Именно этого третейского  судью доставила мать к месту события, когда словесное «adante» было завершено и темпераментный Фима уже держал оппонента «за барки», готовясь влепить ему первую «пачку». Фортуна  оказалась на стороне молодого конкурента.

       Аккуратно подстриженный Мишкой под польку,  Ёйлык взял под руки братьев-разбойников и отошёл с ними на расстояние, откуда содержание беседы было не услышать. Он  что-то долго и терпеливо  объяснял братьям,  для убедительности плавно жестикулируя: поднимал и опускал руки, сжимал и разжимал  кулаки. Когда он  поднимал вверх сжатые кулаки, казалось, что собеседников уже не трое, а пятеро. Драчуны, как зачарованные,  наблюдали  за манипуляциями рук и пальцев Ейлыка, непроизвольно вздрагивая в моменты их сжатия в кулак…
 Инцидент  закончился мирно, заодно и кончилась профессиональная вражда: на многолюдной станции  всем хватало работы на соискание хлеба насущного. Симка разыскал в колючих бурьянах целёхонький щит и шест, водрузил его на прежнее место, где тот и простоял до времени, когда Мишку призвали в армию...

                Судьба.

               ...Здесь впору продолжить рассказ о Мишке-рыжем. В ту пору уже 24-летний парень был, как сейчас бы сказали, культовой фигурой в посёлке.
                Среднего роста, отлично сложенный, с милым и нежным лицом, светлоглазый, с красивой блестящей волной рыжеватых волос, неизменно улыбчивый и приветливый, Мишка - любимец друзей, соседей, сослуживцев- пользовался неизменным успехом у женщин.
                Несмотря на свою внешнюю самодостаточность,  как это много лет позже понял Симка, был он личностью противоречивой.
                С одной стороны, Мишка обгонял своё время: после войны, во время разрухи, в посёлке, далёком от центров культуры, первым начал культивировать спорт,   увлекался литературой и живописью, буквально добывая книги, роясь на чердаках и в подвалах, где они зачастую хранились ещё из довоенных времён. Слыл совершенно  блестящим танцором, бесспорным королём танцплощадок, где ему приходилось бывать. Уже говорилось и о том, что и руки у него  были «золотые»…
                Казалось, личность с такими задатками должна развиваться и процветать. Но нет, Мишка застрял в своём образовании и профессии парикмахера на всю свою, как позже выяснилось, короткую жизнь…

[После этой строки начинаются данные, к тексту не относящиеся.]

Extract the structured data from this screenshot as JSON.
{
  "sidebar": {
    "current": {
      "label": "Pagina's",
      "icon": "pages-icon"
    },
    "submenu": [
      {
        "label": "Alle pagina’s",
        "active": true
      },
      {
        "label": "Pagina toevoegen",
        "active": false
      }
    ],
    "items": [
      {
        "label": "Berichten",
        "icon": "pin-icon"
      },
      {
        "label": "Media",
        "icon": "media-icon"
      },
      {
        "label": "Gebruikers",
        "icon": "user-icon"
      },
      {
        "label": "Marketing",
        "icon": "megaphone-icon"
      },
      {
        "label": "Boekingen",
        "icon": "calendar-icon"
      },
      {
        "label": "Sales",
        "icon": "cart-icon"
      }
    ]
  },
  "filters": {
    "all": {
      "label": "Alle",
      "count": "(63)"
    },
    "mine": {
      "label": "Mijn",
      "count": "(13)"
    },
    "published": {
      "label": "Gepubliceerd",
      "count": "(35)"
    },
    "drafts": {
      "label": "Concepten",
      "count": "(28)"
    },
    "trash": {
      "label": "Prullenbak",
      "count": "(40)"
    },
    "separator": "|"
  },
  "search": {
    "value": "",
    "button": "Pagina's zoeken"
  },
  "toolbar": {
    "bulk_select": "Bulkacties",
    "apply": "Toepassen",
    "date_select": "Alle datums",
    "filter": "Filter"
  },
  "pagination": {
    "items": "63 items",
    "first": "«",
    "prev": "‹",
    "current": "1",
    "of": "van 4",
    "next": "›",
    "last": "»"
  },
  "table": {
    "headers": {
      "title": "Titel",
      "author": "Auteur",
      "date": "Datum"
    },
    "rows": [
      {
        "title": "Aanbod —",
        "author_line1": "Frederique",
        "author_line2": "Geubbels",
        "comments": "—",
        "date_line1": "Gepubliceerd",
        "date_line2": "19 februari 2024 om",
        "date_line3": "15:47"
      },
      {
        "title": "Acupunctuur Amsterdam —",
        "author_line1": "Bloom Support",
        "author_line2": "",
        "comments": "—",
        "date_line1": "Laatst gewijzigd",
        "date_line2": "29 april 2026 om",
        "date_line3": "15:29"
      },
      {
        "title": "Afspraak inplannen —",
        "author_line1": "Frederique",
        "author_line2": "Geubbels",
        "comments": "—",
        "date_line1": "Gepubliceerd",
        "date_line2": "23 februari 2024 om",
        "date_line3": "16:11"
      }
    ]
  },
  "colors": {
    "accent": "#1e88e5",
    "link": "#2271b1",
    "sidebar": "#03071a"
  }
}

                Уже говорилось раньше, что Мишка был спортивным, крепким парнем, но силу свою никогда не применял, даже для собственной защиты. О случае с Жорой Финохиным читатель знает, но Симка помнил и другой, когда на брата полез с грязной бранью какой-то  офицеришка, которого тот мог оглушить одним ударом своей левой (Миша - левша и знаменитый в местечке  драчун и забияка Вилька Шрайбер говорил: «Никого и ничего не боюсь, кроме левой Рыжего…»). А Рыжий молча стоял и в глазах его светилось, нет не страх – недоумение. О трусости не могло быть и речи: армейскую  службу он проходил в горной пехоте в Карпатах. Выполняя   боевое (или учебное) задание ефрейтор Соркин единственный из всей роты горных стрелков спустился на лыжах  по крутому склону, доставив командованию срочный пакет. За что и  получил  десятидневный отпуск домой. А в рожу нахальному  чинуше съездил всё тот же Вилька, за что его тут же подобрал военный патруль.  Впрочем, тогда всё кончилось благополучно.

                Не всё было так просто и на женским фронте. Мишка слыл сердцеедом, дамским угодником и сполна пользовался  расположением прекрасной половины. Но подошло время, когда надо было жениться, и тут вышла заковыка. Вначале он «бросил глаз» на красивую девушку Риву, которая только-только закончила школу. Рива была привлекательной девушкой, комсомолкой, активисткой, да ещё воспитанной в обстановке  пуританской еврейской семьи. После нескольких прогулок и провожаний Мишке было дано «atande» и поделом – он не знал, о чём говорить и что делать с этой ровной, как струнка, в прямом и переносном смысле, девушкой, так отличающейся от всех предыдущих женщин.  Надо ли говорить, как болезненно переживал он эту неудачу…

                … Мишке шёл 27-ой год, по патриархальным еврейским меркам, он уже переходил в категорию старых холостяков. И здесь фортуна, казалось, повернулась к парню лицом. В соседском городке он познакомился с миловидной девушкой, которая ему сразу понравилась. Как стало известно от родственников их познакомивших, Мишка понравился Ане  и к радости заждавшихся внуков родителей, всё потекло естественным путём к благополучному завершению этой счастливой встречи.
                Увы, человек полагает, а Бог располагает. Здесь мы переходим к самой печальной странице повествования, которая начинается ещё с одного, уже последнего лирического отступления...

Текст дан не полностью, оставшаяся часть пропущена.